# # Speeding up tough-to-vectorize code

## # Speeding tough-to-vectorize for loops with Rcpp

Consider the following tough-to-vectorize for loop, which creates a vector of length `len`

where the first element is specified (`first`

) and each element `x_i`

is equal to `cos(x_{i-1} + 1)`

:

```
repeatedCosPlusOne <- function(first, len) {
x <- numeric(len)
x[1] <- first
for (i in 2:len) {
x[i] <- cos(x[i-1] + 1)
}
return(x)
}
```

This code involves a for loop with a fast operation (`cos(x[i-1]+1)`

), which often benefit from vectorization.
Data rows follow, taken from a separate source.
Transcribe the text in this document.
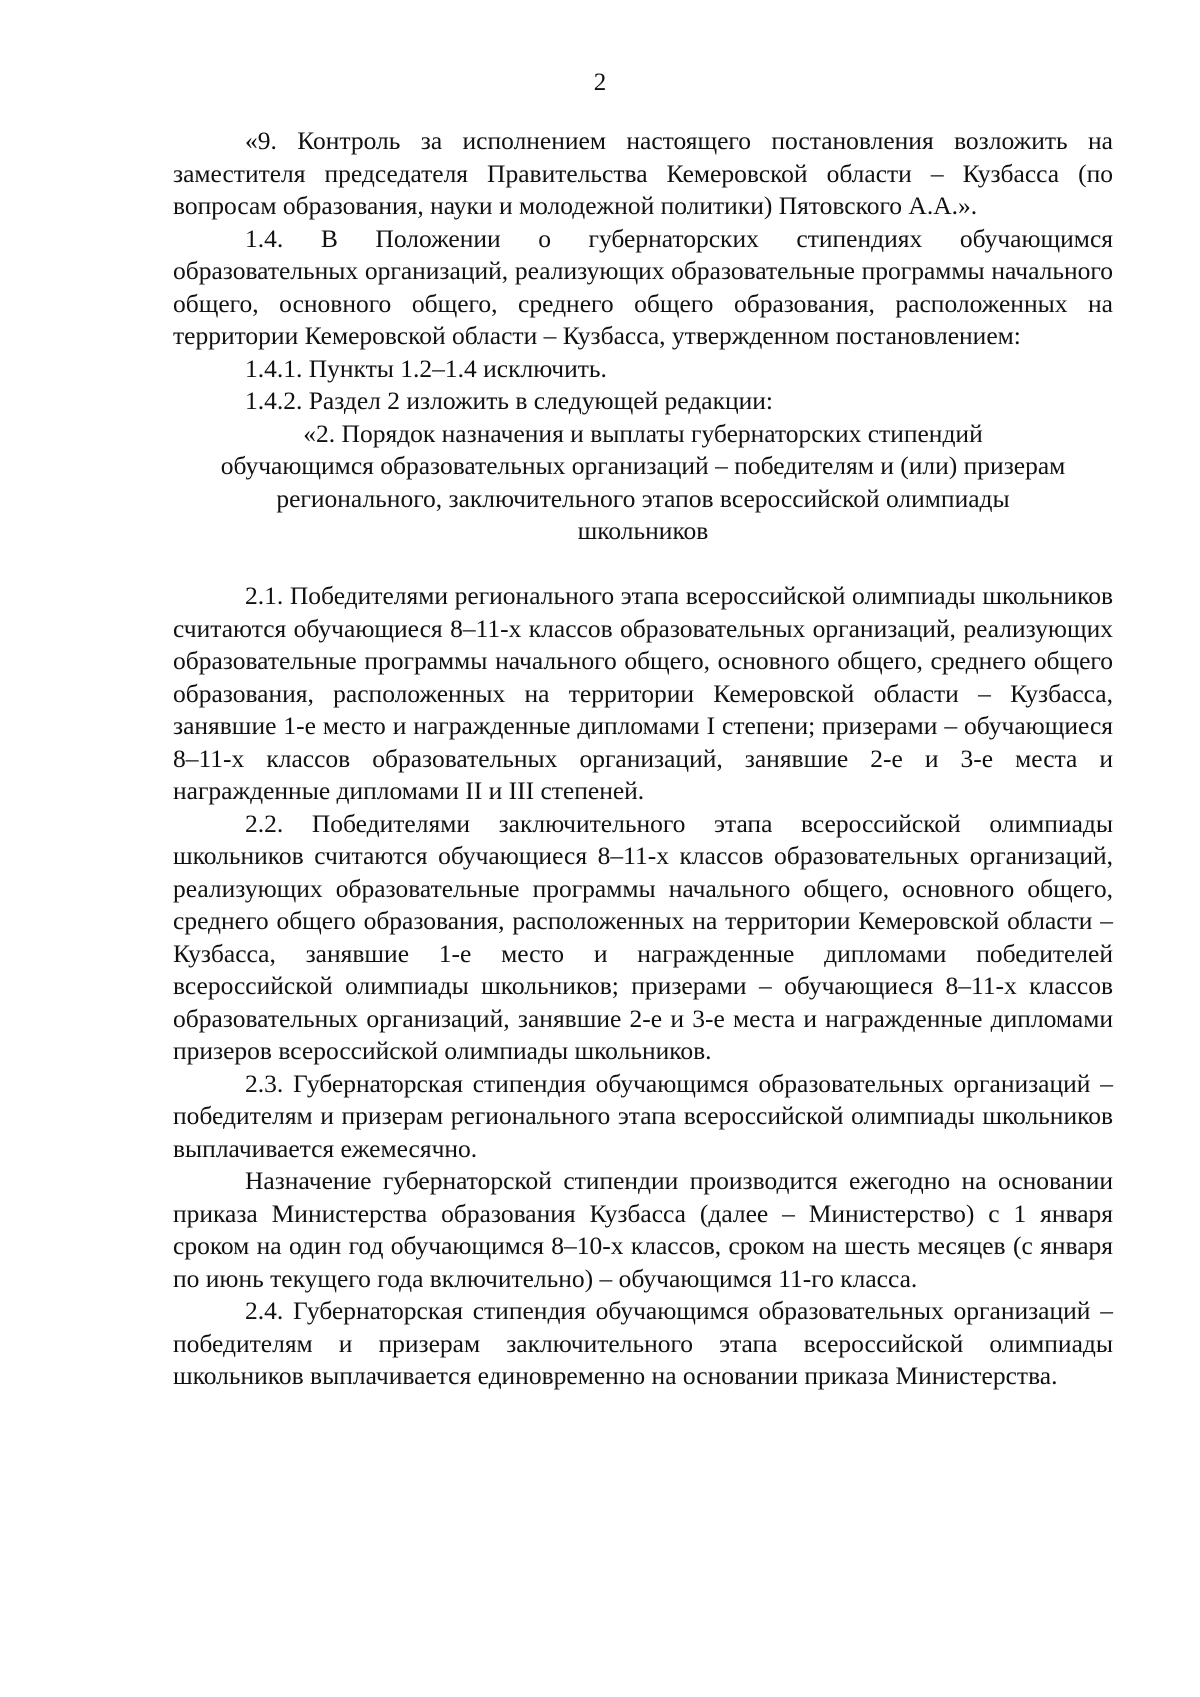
2

«9. Контроль за исполнением настоящего постановления возложить на заместителя председателя Правительства Кемеровской области – Кузбасса (по вопросам образования, науки и молодежной политики) Пятовского А.А.».

1.4. В Положении о губернаторских стипендиях обучающимся образовательных организаций, реализующих образовательные программы начального общего, основного общего, среднего общего образования, расположенных на территории Кемеровской области – Кузбасса, утвержденном постановлением:

1.4.1. Пункты 1.2–1.4 исключить.

1.4.2. Раздел 2 изложить в следующей редакции:

«2. Порядок назначения и выплаты губернаторских стипендий

обучающимся образовательных организаций – победителям и (или) призерам

регионального, заключительного этапов всероссийской олимпиады

школьников

2.1. Победителями регионального этапа всероссийской олимпиады школьников считаются обучающиеся 8–11-х классов образовательных организаций, реализующих образовательные программы начального общего, основного общего, среднего общего образования, расположенных на территории Кемеровской области – Кузбасса, занявшие 1-е место и награжденные дипломами I степени; призерами – обучающиеся 8–11-х классов образовательных организаций, занявшие 2-е и 3-е места и награжденные дипломами II и III степеней.

2.2. Победителями заключительного этапа всероссийской олимпиады школьников считаются обучающиеся 8–11-х классов образовательных организаций, реализующих образовательные программы начального общего, основного общего, среднего общего образования, расположенных на территории Кемеровской области – Кузбасса, занявшие 1-е место и награжденные дипломами победителей всероссийской олимпиады школьников; призерами – обучающиеся 8–11-х классов образовательных организаций, занявшие 2-е и 3-е места и награжденные дипломами призеров всероссийской олимпиады школьников.

2.3. Губернаторская стипендия обучающимся образовательных организаций – победителям и призерам регионального этапа всероссийской олимпиады школьников выплачивается ежемесячно.

Назначение губернаторской стипендии производится ежегодно на основании приказа Министерства образования Кузбасса (далее – Министерство) с 1 января сроком на один год обучающимся 8–10-х классов, сроком на шесть месяцев (с января по июнь текущего года включительно) – обучающимся 11-го класса.

2.4. Губернаторская стипендия обучающимся образовательных организаций – победителям и призерам заключительного этапа всероссийской олимпиады школьников выплачивается единовременно на основании приказа Министерства.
However, it is not trivial to vectorize this operation with base R, since R does not have a "cumulative cosine of x+1" function.

One possible approach to speeding this function would be to implement it in C++, using the Rcpp package:

```
library(Rcpp)
cppFunction("NumericVector repeatedCosPlusOneRcpp(double first, int len) {
NumericVector x(len);
x[0] = first;
for (int i=1; i < len; ++i) {
x[i] = cos(x[i-1]+1);
}
return x;
}")
```

This often provides significant speedups for large computations while yielding the exact same results:

```
all.equal(repeatedCosPlusOne(1, 1e6), repeatedCosPlusOneRcpp(1, 1e6))
# [1] TRUE
system.time(repeatedCosPlusOne(1, 1e6))
# user system elapsed
# 1.274 0.015 1.310
system.time(repeatedCosPlusOneRcpp(1, 1e6))
# user system elapsed
# 0.028 0.001 0.030
```

In this case, the Rcpp code generates a vector of length 1 million in 0.03 seconds instead of 1.31 seconds with the base R approach.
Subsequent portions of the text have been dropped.